Page:Edmond Mandey Coeurs en folie, 1924.djvu/35

La bibliothèque libre.
Cette page n’a pas encore été corrigée
— 27 —

Comme il avait été convenu, entre elles elles avaient changé de chambres.

À peine l’hôtelière avait-elle pris congé de son mari et de Me Robert qu’elle appelait sa servante :

— Maître Honoré ne se doute de rien ? lui demanda-t-elle.

— Oh non ! Madame ! J’ai fait exprès l’aimable toute la soirée.

— Il t’a parlé encore ?

— Oui… une fois, il m’a glissé un mot : « À cette nuit. »

— Et que lui as-tu répondu ?… Tu ne l’as pas éconduit au moins.

— Oh non ! Pensez-vous. Au contraire, je lui ai dit : « Oui, à cette nuit. » Il était joyeux comme tout et il a de nouveau essayé de m’embrasser.

— Oh ! C’est un dégoûtant personnage !

— Mais je ne me suis pas laissé faire.

— Je l’espère bien. Enfin, il compte que tu l’attendras dans ta chambre ?

— Dame, oui.

— Alors, nous allons tout de suite faire l’échange. Tu vas te coucher ici et je vais monter chez toi… Donne-moi la clé de ta chambre.
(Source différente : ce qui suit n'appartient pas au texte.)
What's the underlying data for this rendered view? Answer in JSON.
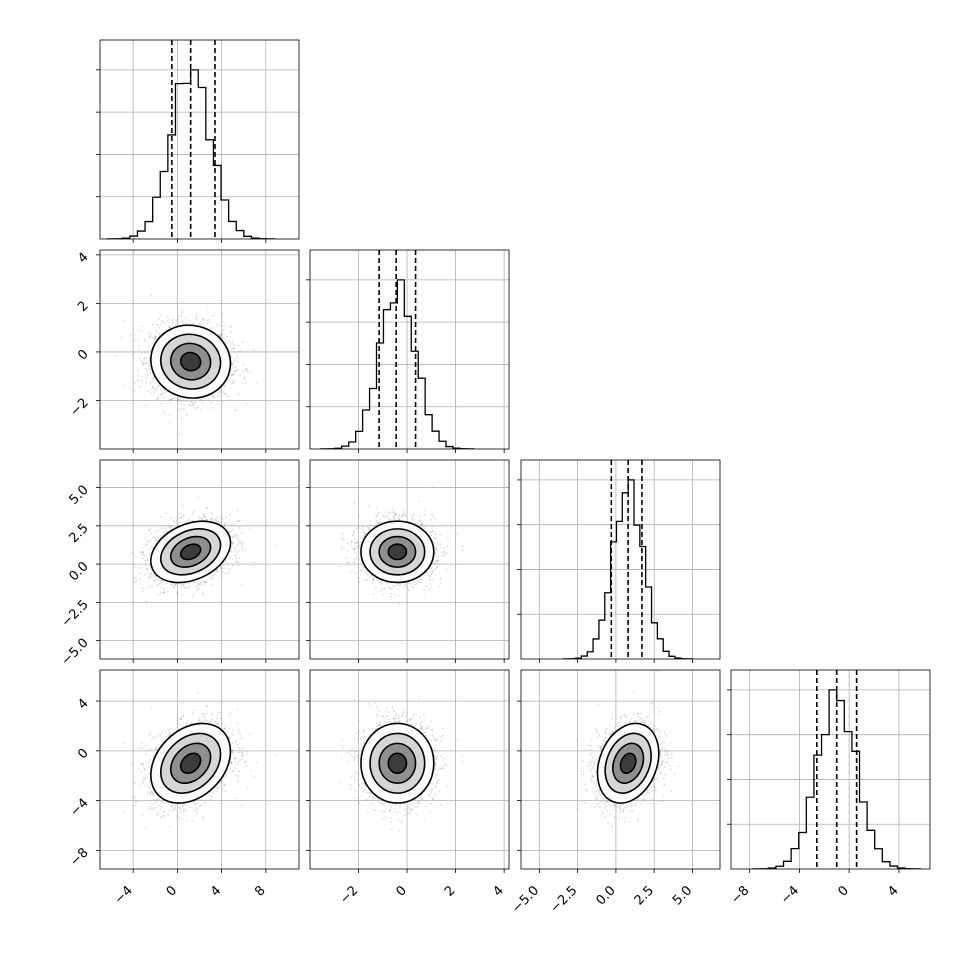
{
  "chart_data": {
    "type": "corner",
    "grid": true,
    "parameters": [
      {
        "range": [
          -7,
          11
        ],
        "ticks": [
          -4,
          0,
          4,
          8
        ],
        "tick_labels": [
          "−4",
          "0",
          "4",
          "8"
        ],
        "mean": 1.2,
        "sd": 1.8,
        "quantiles": [
          -0.5,
          1.2,
          3.4
        ]
      },
      {
        "range": [
          -4,
          4.2
        ],
        "ticks": [
          -2,
          0,
          2,
          4
        ],
        "tick_labels": [
          "−2",
          "0",
          "2",
          "4"
        ],
        "mean": -0.4,
        "sd": 0.75,
        "quantiles": [
          -1.15,
          -0.45,
          0.35
        ]
      },
      {
        "range": [
          -6.2,
          6.8
        ],
        "ticks": [
          -5,
          -2.5,
          0,
          2.5,
          5
        ],
        "tick_labels": [
          "−5.0",
          "−2.5",
          "0.0",
          "2.5",
          "5.0"
        ],
        "mean": 0.8,
        "sd": 1.0,
        "quantiles": [
          -0.3,
          0.8,
          1.7
        ]
      },
      {
        "range": [
          -9.5,
          6.5
        ],
        "ticks": [
          -8,
          -4,
          0,
          4
        ],
        "tick_labels": [
          "−8",
          "−4",
          "0",
          "4"
        ],
        "mean": -1.0,
        "sd": 1.6,
        "quantiles": [
          -2.6,
          -1.0,
          0.6
        ]
      }
    ],
    "correlations": [
      [
        0,
        1,
        -0.05
      ],
      [
        0,
        2,
        0.3
      ],
      [
        0,
        3,
        0.3
      ],
      [
        1,
        2,
        0.0
      ],
      [
        1,
        3,
        0.0
      ],
      [
        2,
        3,
        0.25
      ]
    ],
    "histogram_peaks": [
      0.85,
      0.85,
      0.9,
      0.9
    ],
    "samples": 4000,
    "contour_levels": [
      0.5,
      1.0,
      1.5,
      2.0
    ]
  }
}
Pour le reste, tu n’as pas besoin de bouger.

— Et si Monsieur venait…

— Venir, lui !… Il n’y a pas de danger… Il est attablé avec le notaire et ils resteront ensemble jusqu’à minuit, tu peux en être certaine.

— Des fois, pour s’assurer que vous dormez.

— Dans ce cas, tu n’aurais qu’à rester coite, et faire semblant d’être plongée dans le plus grand sommeil.

— Vous pouvez être tranquille et compter sur moi. Si par hasard, il vient, je me pelotonne sous les draps et il sera convaincu que je dors profondément.

Mme Jeanne ne quitta sa chambre que lorsque la servante eût pris sa place dans le lit. Je crois même qu’elle poussa la solliciture jusqu’à la border bien convenablement, et, en faisant attention à ne pas être remarquée, elle gravit l’escalier qui conduisait à l’étage où couchait habituellement Adèle.

Elle se coucha à son tour, éteignit la lumière et attendit les événements, ou plutôt l’événement.